Because this is just a snapshot of the balances on a given day, there is also the chance that a bad operator could manipulate balances to look solvent. It could be the auditing equivalent of hiring a stager to bring furniture into your property prior to an open house. “One of the criticisms of the first audit that we did, back in 2014, was that this was just a point in time. You don’t know if we just borrowed 100,000 bitcoin from some one of our investors or something to do this snapshot. And then, you know, we sent it back five minutes later.”
This weakness remains top of mind for Powell, and he has expressed an interest in performing more regular attestations, which even if they fall short of audits, would make it more difficult for bad actors to “stage” their books. “If you do this [release attestations] more frequently, doing those kinds of things is less likely to happen and more likely to be spotted. Say for instance you see 100,000 coins moving, you know, on the 30th of every month on chain.” Perhaps at some point these could even be done in real time.
Other key questions include why the entire Kraken reserves was not included and its choice of an accounting firm that while it’s among the 25 largest isn’t one of the Big Four or even in the top 10. Powell notes that this was not for a lack of trying “We asked all of the big accounting firms to try to get these audits done.” An additional reason why he chose Armanino is because the firm had the technical sophistication to produce a Merkle Tree attestation. Same for the tokens included, as these were primarily the assets that the firm was able to support.
This is not a problem unique to Kraken. Tether, the company behind the world’s largest dollar pegged stablecoin with a market capitalization of $65 billion has had to rely on a top 12 accounting firm, MHA Holdings to produce its reserve attestations. Just today the firm announced that it will now be using a top five firm, Italy-based BDO.
The question remains whether or when Kraken will produce a full audit. Powell seems open to the idea. “When or if we become a public company, we would have to disclose these types of financials. And, you know, maybe we could do that, even ahead of time.”

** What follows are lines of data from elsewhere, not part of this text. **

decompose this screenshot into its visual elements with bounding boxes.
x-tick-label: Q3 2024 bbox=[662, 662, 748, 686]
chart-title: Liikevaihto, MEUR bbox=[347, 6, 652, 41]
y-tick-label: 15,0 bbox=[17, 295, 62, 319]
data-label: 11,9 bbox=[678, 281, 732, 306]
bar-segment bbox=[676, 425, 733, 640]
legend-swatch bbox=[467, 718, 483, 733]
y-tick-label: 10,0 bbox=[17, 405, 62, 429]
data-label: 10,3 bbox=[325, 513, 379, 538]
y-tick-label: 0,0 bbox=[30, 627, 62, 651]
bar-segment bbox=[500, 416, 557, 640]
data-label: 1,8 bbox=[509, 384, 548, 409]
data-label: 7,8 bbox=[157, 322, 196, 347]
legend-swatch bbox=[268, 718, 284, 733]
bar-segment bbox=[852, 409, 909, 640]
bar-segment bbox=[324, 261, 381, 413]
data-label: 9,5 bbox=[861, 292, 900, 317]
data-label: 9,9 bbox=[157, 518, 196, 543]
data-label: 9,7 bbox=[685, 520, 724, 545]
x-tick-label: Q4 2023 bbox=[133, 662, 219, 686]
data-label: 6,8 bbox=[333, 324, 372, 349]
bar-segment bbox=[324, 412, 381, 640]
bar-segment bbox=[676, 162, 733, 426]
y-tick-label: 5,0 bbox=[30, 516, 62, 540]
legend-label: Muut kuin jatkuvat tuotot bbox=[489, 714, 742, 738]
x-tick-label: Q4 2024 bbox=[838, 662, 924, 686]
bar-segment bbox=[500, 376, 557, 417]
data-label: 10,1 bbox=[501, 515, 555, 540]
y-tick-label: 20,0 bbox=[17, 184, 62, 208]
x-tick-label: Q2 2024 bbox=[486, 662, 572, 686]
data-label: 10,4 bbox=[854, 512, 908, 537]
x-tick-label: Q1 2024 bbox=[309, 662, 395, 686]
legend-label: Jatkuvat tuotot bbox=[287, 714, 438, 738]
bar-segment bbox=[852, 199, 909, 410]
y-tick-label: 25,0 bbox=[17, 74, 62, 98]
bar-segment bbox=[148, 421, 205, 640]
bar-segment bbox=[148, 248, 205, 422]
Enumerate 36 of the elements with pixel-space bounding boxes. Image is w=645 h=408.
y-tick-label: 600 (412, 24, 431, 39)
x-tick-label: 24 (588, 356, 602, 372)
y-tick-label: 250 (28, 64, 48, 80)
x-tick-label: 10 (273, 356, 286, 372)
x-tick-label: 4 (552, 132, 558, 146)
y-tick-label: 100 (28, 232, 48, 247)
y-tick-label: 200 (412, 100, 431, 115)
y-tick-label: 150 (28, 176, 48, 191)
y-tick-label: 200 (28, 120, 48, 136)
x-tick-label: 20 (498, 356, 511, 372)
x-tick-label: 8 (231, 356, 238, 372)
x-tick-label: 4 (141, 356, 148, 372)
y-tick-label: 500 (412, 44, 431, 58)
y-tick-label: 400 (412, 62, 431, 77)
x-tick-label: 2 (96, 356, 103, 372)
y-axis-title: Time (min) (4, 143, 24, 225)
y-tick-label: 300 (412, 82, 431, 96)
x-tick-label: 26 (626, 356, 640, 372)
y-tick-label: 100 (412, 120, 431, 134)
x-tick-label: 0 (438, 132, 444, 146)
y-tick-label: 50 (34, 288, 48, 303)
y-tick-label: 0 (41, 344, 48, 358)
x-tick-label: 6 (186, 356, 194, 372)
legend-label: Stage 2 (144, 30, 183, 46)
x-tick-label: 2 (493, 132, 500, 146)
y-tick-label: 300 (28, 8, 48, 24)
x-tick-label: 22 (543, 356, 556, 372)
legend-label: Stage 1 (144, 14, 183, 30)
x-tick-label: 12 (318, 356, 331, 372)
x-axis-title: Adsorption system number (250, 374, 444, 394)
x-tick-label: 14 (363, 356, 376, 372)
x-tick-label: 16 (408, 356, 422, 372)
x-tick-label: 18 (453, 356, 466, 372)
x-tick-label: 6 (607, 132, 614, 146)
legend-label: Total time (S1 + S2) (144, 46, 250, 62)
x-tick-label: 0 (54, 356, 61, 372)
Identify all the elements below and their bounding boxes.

Still the question remains whether Kraken will find a partner willing to take on the work. After all, there is always a degree of risk for accounting firms taking on a novel project in an industry with a less-than perfect image. If one signs off on an audit that turns out to be incorrect the repercussions could be grave. “There is a risk that if you screw it up as the auditor and sign off on something that turns out to be bogus, your whole reputation is burnt and nobody is going to trust you again. This is not a direct analogy, but nobody wants to be the next Arthur Andersen (the now defunct Chicago-based accounting firm that had previously audited Enron).”